Hackers continue to exploit Apache Log4j Security Flaws which was discovered on December 17, 2021. CISA issued Emergency Directive (ED) 22-02: Mitigate Apache Log4j Vulnerability directing federal civilian executive branch agencies to address Log4j vulnerabilities—most notably, CVE-2021-44228. The Emergency Directive requires agencies to implement additional mitigation measures for vulnerable products where patches are not currently available and requires agencies to patch vulnerable internet-facing assets immediately, thereby superseding the broader deadline in BOD 22-01 for internet-facing technologies.
Hackers including Chinese state-backed groups have launched more than 840,000 attacks on companies globally since last Friday, according to researchers, through a previously unnoticed vulnerability in a widely used piece of open-source software called Log4J.
What is Log4j vulnerability?
Log4j is a piece of open-source code enabling system administrators to handle and record errors. However, a disastrous vulnerability in the protocol has made masses of systems susceptible to cyberattacks.
The zero-day vulnerability termed ‘Log4Shell’ takes advantage of Log4j’s allowing requests to arbitrary LDAP (Lightweight Directory Access Protocol) and JNDI (Java Naming and Directory Interface) servers, allowing attackers to execute arbitrary Java code on a server or other computer or leak sensitive information.
In other words, hackers can exploit Log4Shell to install malicious software or enable data theft. Because of Log4j’s omnipresence, the threat is global and massive. . Apache products that are affected by Log4j.
Hackers exploit Log4j Security Flaws New reported Hacks.
On August 27, 2022, Iranian Hackers Exploits Unpatched Log4j 2 of an Israeli Organizations
"After gaining access, Mercury establishes persistence, dumps credentials, and moves laterally within the targeted organization using both custom and well-known hacking tools, as well as built-in operating system tools for its hands-on-keyboard attack,"
September 9, 2022, Lazarus Exploits Log4j 2 of Energy Companies in US, Canada, & Japan
Threat intelligence company Cisco Talos says the cybercriminals group targeted certain energy providers in the three countries between February and July 2022. Lazarus used the Log4j vulnerability — reported last year — to gain access to the servers and deployed Vsingle, Yamabot malware, alongside a new entrant — dubbed MagicRat — to establish a seamless connection.
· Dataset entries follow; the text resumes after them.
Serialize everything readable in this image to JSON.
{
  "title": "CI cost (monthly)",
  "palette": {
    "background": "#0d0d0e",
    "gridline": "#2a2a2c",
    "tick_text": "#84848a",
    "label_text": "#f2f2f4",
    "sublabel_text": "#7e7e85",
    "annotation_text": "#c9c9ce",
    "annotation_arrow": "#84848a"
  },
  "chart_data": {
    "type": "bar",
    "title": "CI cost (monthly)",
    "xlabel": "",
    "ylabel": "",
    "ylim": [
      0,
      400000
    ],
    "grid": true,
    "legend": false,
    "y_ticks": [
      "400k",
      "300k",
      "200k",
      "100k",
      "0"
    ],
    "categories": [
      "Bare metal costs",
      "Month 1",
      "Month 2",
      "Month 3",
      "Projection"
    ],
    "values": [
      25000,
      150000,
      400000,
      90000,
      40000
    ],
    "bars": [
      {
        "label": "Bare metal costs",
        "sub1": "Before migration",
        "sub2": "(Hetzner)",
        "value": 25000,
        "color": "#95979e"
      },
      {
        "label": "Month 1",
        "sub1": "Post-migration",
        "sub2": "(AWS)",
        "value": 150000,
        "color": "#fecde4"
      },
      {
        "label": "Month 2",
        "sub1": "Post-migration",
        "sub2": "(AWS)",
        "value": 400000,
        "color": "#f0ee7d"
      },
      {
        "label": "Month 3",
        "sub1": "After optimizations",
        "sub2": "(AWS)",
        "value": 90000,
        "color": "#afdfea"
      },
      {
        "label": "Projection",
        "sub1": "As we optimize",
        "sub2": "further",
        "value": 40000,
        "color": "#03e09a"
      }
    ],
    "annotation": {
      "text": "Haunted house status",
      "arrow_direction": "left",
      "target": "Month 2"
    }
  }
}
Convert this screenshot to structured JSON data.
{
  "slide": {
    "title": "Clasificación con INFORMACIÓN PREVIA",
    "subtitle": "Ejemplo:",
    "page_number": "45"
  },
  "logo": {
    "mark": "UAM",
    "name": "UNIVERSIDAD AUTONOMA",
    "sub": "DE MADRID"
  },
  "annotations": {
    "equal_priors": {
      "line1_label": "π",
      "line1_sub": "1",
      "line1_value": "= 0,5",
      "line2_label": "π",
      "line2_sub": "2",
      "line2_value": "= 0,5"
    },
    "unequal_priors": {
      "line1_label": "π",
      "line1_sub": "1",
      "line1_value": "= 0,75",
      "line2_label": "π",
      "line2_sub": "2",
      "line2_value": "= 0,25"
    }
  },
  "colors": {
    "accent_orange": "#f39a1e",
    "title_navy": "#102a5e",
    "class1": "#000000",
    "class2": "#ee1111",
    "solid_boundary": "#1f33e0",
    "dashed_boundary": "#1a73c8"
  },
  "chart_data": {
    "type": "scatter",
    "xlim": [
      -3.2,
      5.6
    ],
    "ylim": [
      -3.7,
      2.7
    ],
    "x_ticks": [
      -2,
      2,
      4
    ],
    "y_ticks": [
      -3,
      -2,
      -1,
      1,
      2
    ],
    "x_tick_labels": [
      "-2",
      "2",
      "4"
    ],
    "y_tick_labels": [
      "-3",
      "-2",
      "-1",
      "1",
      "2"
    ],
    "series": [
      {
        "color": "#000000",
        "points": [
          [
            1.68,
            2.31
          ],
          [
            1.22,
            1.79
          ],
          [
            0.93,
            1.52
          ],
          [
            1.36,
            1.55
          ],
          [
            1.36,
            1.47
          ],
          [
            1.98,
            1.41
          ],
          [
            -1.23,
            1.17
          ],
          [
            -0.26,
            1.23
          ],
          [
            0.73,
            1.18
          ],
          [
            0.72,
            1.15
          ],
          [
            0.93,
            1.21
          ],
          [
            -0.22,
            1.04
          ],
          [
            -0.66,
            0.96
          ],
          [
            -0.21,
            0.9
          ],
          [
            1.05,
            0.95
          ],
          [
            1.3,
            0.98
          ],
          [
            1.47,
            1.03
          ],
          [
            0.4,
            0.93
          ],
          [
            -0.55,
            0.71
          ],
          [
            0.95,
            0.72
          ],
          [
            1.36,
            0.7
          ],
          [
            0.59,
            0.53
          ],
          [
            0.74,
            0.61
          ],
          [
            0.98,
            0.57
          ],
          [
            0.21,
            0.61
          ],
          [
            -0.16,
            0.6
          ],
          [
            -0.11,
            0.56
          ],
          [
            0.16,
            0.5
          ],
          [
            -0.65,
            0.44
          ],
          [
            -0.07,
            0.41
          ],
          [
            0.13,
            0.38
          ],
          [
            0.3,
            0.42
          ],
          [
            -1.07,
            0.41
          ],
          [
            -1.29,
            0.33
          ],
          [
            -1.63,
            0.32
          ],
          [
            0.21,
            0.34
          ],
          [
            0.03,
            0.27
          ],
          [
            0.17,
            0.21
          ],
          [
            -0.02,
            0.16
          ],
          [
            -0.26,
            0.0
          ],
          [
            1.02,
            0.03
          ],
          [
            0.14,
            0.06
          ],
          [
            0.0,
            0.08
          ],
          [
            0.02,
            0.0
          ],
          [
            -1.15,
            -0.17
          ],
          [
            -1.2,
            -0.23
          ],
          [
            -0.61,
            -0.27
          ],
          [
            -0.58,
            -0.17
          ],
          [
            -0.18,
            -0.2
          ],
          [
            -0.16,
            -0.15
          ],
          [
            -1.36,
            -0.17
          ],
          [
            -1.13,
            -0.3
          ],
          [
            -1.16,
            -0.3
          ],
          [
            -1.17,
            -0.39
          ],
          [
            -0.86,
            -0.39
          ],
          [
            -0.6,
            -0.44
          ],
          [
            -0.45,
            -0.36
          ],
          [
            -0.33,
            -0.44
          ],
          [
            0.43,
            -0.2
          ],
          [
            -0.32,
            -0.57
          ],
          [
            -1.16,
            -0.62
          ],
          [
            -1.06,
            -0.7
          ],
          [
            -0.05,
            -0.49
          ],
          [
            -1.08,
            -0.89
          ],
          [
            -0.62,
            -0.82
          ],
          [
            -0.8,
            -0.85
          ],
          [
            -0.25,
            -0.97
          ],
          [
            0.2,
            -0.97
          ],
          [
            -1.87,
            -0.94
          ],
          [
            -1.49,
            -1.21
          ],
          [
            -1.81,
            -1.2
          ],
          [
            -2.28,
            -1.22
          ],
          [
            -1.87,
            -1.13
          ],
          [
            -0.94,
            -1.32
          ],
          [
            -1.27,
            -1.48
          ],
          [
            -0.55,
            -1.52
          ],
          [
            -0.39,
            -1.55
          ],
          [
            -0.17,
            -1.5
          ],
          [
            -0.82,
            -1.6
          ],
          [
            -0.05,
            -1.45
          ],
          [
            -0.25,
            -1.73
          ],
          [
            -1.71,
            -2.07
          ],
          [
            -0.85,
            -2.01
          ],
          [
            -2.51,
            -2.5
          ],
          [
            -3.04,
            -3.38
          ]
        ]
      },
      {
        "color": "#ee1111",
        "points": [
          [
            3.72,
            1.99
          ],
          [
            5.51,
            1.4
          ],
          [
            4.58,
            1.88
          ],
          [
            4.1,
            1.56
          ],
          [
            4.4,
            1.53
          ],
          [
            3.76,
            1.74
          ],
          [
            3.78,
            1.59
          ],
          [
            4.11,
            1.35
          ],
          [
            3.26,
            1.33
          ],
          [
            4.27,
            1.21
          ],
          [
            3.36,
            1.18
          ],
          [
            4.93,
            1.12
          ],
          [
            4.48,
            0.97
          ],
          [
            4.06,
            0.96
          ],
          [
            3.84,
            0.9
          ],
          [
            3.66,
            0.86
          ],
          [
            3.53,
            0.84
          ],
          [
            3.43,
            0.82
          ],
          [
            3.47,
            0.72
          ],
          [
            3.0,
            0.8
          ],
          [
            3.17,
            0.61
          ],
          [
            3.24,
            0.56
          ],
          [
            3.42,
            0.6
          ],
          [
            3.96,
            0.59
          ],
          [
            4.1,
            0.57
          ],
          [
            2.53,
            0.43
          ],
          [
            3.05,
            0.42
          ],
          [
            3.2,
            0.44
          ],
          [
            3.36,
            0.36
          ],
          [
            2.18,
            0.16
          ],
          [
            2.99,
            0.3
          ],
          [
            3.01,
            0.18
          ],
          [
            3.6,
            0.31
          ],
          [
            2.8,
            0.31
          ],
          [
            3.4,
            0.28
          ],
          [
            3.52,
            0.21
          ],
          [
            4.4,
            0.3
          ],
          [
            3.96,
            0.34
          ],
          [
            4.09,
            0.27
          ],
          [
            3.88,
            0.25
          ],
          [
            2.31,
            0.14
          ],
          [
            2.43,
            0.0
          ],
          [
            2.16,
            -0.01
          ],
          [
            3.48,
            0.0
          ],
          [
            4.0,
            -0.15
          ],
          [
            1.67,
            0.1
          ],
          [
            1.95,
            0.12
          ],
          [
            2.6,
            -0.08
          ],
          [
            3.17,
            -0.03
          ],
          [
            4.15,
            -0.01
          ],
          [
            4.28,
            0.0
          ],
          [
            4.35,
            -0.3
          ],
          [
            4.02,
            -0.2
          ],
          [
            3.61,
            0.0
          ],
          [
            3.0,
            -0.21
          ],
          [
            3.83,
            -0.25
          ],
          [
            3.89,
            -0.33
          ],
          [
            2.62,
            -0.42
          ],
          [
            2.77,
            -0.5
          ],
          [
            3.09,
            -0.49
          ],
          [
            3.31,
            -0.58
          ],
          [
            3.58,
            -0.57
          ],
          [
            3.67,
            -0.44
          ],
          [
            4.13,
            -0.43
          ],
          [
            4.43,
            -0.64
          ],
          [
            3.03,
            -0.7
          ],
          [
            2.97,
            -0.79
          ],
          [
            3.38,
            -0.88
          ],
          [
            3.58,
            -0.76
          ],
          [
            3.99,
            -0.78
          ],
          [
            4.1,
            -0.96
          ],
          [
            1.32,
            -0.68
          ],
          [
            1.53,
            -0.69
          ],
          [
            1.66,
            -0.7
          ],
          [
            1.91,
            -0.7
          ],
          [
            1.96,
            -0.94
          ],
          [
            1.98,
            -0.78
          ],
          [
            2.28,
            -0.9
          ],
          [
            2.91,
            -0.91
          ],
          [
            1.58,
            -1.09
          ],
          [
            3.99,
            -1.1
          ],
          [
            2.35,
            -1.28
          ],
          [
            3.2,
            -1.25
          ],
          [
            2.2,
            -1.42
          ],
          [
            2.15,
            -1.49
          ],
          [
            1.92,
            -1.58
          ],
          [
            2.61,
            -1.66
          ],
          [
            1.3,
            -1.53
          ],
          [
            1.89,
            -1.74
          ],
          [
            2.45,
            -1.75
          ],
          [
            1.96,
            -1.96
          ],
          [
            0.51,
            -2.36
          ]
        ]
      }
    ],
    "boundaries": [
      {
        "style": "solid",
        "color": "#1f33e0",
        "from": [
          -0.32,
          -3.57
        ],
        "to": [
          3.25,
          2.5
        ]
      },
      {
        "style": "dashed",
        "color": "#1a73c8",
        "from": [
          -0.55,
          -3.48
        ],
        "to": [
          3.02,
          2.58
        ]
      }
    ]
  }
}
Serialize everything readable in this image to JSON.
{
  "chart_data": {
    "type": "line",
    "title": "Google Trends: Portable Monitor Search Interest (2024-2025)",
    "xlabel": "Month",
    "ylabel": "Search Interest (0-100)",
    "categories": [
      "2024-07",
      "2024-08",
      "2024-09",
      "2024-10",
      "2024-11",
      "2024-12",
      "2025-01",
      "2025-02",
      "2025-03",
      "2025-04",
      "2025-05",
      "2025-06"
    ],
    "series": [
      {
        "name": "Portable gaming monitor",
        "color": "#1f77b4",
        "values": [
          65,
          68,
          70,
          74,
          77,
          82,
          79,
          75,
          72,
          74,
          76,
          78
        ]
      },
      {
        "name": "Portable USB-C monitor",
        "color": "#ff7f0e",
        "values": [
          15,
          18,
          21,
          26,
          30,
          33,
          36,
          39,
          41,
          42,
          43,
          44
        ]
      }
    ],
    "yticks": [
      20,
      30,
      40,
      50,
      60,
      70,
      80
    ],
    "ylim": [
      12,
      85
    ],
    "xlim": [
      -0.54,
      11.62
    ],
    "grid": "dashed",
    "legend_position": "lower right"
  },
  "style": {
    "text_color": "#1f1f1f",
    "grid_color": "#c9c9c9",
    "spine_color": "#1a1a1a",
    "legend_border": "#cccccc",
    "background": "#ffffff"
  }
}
The research published by Cisco Talos on Thursday states that the MagicRat malware attributed to Lazarus is a remote access trojan used for reconnaissance and stealing credentials.
Vsingle is used to execute arbitrary code from remote networks and can be used to download plugins. According to the researchers, Lazarus has been using it for reconnaissance, manual backdooring, and exfiltration. The other one, Yamabot, is a Golang-based malware that uses HTTP requests to communicate with command-and-control servers.
Log4j Remediation
Remediation is a critical step to ensure that attackers do not exploit vulnerable Log4 assets in your environment as most organizations have multiple Java-based applications in their environment. Most Java-based applications use Log4J; the scope of this problem is significant.
Wait for the Vendor to Release a Log4j Patch
Many of the applications installed in your environment are developed by vendors. As with any application, these third-party applications may be vulnerable to Log4Shell. Most vendors will test their application(s) to ensure that they are not weak for Log4Shell and, if they are, will release a patch to fix the vulnerability. The CyberSecOp Red team can help you identify Log4J vulnerabilities so you can plan effectively and we will working the vendors to remediate them.
During war time, critical vulnerabilities can arise out of nowhere. It can be stressful and time-consuming to deploy emergency patches, and security teams often lack the resources and visibility needed to quickly identify, triage, and resolve vulnerabilities in a timely manner.